Cioba é uma cidadezinha no interior do Ceará com pouco menos de 2 mil habitantes, nasci aqui em 2006 em um dezembro quente. Meu pai costumava dizer que a quentura tingiu meus cabelos ruivos, mas puxei tudo da minha mãe Marina, cresci cercada de pessoas me dizendo o quão parecida eu era com ela, e devo admitir, éramos bem parecidas por fora, mas por dentro ela era uma rosa delicada e eu os espinhos cortantes. Lembro-me de toda sua gentileza e como as pessoas se apaixonavam por isso, o cheiro inconfundível de primavera, o olhar meigo, e da sua voz suave, ela sempre foi o oposto de mim, nunca tive muitos amigos por causa do meu jeito tímido, tenho cheiro de perfume barato, e minha voz me irrita as vezes. Bem, mesmo com nossas diferenças eu sentia uma ligação anormal com ela, era como se meu coração estivesse dividido desigualmente em dois, e a maior parte era dela, no dia em que ela morreu, senti como se eu estivesse flutuando, por um momento não sentia minhas pernas, pensei que eu iria morrer também, e teria sido melhor assim, viver com a culpa de não ter ajudado mais, de não tê-la salvado de si mesma me assombra todos os dias; Meu pai se conformou rápido com isso, depois da morte dela, ficamos bem mais distantes, sei que ele acha que eu vou enlouquecer igual a mamãe e acabar com uma bala alojada no crânio, mas o egoísmo é mais uma coisa que eu não herdei dela.
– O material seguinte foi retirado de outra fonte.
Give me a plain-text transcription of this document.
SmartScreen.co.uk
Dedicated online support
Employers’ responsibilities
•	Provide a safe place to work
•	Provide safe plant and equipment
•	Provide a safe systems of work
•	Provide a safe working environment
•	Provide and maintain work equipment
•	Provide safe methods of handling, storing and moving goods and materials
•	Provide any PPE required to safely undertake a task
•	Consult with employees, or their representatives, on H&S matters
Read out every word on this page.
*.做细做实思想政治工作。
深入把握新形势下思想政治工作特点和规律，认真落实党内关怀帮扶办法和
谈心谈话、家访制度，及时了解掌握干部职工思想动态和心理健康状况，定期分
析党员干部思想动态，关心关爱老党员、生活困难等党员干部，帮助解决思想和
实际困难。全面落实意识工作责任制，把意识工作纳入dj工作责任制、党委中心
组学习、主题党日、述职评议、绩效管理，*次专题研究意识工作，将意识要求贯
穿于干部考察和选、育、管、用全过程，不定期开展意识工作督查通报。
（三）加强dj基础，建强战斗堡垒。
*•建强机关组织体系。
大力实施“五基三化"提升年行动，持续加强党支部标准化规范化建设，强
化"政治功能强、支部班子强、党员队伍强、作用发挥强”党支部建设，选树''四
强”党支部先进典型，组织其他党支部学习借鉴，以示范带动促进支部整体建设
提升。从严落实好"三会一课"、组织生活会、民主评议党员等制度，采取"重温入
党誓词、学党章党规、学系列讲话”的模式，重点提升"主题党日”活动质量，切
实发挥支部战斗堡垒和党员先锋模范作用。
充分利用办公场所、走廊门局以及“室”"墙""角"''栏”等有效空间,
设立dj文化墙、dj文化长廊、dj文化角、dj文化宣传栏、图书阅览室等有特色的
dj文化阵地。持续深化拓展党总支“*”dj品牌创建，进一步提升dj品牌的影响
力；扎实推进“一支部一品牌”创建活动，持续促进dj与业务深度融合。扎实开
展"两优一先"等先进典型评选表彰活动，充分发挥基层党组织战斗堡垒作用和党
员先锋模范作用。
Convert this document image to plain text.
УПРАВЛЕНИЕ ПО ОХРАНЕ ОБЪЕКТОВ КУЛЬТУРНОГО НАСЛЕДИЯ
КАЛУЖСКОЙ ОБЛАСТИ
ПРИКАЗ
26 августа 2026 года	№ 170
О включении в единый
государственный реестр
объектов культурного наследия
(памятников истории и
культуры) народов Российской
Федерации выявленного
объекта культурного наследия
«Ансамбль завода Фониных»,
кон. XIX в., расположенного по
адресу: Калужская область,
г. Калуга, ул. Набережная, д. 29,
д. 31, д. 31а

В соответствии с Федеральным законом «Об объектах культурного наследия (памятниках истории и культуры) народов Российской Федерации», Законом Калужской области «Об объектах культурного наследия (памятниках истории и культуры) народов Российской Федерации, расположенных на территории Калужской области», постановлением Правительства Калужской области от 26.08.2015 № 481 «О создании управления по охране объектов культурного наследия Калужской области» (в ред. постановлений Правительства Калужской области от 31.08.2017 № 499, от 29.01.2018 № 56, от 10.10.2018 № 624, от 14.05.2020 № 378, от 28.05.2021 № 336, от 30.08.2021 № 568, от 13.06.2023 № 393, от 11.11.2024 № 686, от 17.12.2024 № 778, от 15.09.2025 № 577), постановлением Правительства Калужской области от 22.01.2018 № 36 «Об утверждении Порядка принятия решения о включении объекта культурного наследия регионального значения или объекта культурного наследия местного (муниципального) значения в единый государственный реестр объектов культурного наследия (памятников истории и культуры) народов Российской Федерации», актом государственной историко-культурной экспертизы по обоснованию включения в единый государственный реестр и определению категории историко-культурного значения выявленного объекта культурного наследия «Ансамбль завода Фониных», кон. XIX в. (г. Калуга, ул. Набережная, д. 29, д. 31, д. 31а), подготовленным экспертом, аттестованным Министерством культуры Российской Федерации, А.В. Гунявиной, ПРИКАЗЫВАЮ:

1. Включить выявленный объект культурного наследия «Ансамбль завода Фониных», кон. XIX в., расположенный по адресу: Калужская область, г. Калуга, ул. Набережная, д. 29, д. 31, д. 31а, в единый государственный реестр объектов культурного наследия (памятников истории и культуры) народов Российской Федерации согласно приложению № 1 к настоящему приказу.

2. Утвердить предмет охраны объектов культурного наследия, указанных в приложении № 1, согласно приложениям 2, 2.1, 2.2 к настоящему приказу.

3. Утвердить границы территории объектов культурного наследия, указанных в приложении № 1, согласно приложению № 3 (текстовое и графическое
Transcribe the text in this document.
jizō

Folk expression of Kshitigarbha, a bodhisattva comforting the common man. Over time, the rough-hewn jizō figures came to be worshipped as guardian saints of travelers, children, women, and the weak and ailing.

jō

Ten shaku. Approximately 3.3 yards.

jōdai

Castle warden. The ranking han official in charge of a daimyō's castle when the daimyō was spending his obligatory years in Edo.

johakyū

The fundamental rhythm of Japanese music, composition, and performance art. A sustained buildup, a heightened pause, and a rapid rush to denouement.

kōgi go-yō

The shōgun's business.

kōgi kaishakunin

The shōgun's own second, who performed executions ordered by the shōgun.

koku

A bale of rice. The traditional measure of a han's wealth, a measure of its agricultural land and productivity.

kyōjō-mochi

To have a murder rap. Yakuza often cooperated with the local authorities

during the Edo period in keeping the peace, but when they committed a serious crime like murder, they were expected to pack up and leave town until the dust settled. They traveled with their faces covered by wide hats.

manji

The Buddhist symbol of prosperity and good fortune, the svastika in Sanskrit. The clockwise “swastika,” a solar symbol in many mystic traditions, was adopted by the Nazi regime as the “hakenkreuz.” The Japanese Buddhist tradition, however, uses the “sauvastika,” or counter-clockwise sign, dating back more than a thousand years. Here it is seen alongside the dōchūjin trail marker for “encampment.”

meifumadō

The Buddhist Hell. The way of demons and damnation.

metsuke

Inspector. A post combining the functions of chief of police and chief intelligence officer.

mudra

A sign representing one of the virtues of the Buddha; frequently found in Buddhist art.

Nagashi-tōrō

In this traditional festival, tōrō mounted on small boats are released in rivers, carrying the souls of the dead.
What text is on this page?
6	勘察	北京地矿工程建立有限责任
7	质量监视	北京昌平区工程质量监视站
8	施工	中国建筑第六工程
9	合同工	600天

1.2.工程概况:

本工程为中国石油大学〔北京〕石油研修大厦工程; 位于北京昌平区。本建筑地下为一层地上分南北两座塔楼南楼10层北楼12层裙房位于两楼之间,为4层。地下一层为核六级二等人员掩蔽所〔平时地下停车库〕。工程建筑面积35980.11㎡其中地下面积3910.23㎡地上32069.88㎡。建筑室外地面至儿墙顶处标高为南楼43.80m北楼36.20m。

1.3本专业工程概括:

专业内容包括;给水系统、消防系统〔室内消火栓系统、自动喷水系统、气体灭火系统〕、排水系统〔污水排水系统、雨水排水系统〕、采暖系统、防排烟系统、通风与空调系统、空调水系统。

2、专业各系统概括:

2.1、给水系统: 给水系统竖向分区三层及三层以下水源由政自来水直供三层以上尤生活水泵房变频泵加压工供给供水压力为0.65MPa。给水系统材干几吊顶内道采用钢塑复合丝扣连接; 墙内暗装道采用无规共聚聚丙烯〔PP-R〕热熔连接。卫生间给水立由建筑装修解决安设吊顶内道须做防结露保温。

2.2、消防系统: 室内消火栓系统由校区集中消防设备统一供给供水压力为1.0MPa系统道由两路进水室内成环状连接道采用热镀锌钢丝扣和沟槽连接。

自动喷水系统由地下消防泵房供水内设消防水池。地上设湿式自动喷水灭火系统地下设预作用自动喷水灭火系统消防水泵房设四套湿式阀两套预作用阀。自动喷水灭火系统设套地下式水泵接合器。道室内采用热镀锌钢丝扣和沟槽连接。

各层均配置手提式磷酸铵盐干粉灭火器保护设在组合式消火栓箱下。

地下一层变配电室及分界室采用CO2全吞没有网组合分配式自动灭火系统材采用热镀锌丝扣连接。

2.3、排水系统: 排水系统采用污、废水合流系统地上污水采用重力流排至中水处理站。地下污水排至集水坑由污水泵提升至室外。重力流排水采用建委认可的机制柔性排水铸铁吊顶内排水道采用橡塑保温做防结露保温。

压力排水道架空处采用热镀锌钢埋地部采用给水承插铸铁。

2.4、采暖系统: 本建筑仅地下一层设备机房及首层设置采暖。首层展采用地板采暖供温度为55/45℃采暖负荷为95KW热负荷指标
Agora, com 17 anos e um senso critico semelhante a de um asno, venho à única praça que essa cidade tem a oferecer, toda semana com um livro e mágoa diferente em mãos, ás 5 da manhã, duas horas antes de ir para a escola. Esse horário é perfeito já que não tem sequer uma alma viva na praça, ninguém pra dar bom dia ou cumprimentar com um sorriso falso, apenas leio e finjo que a realidade não existe, que eu não existo.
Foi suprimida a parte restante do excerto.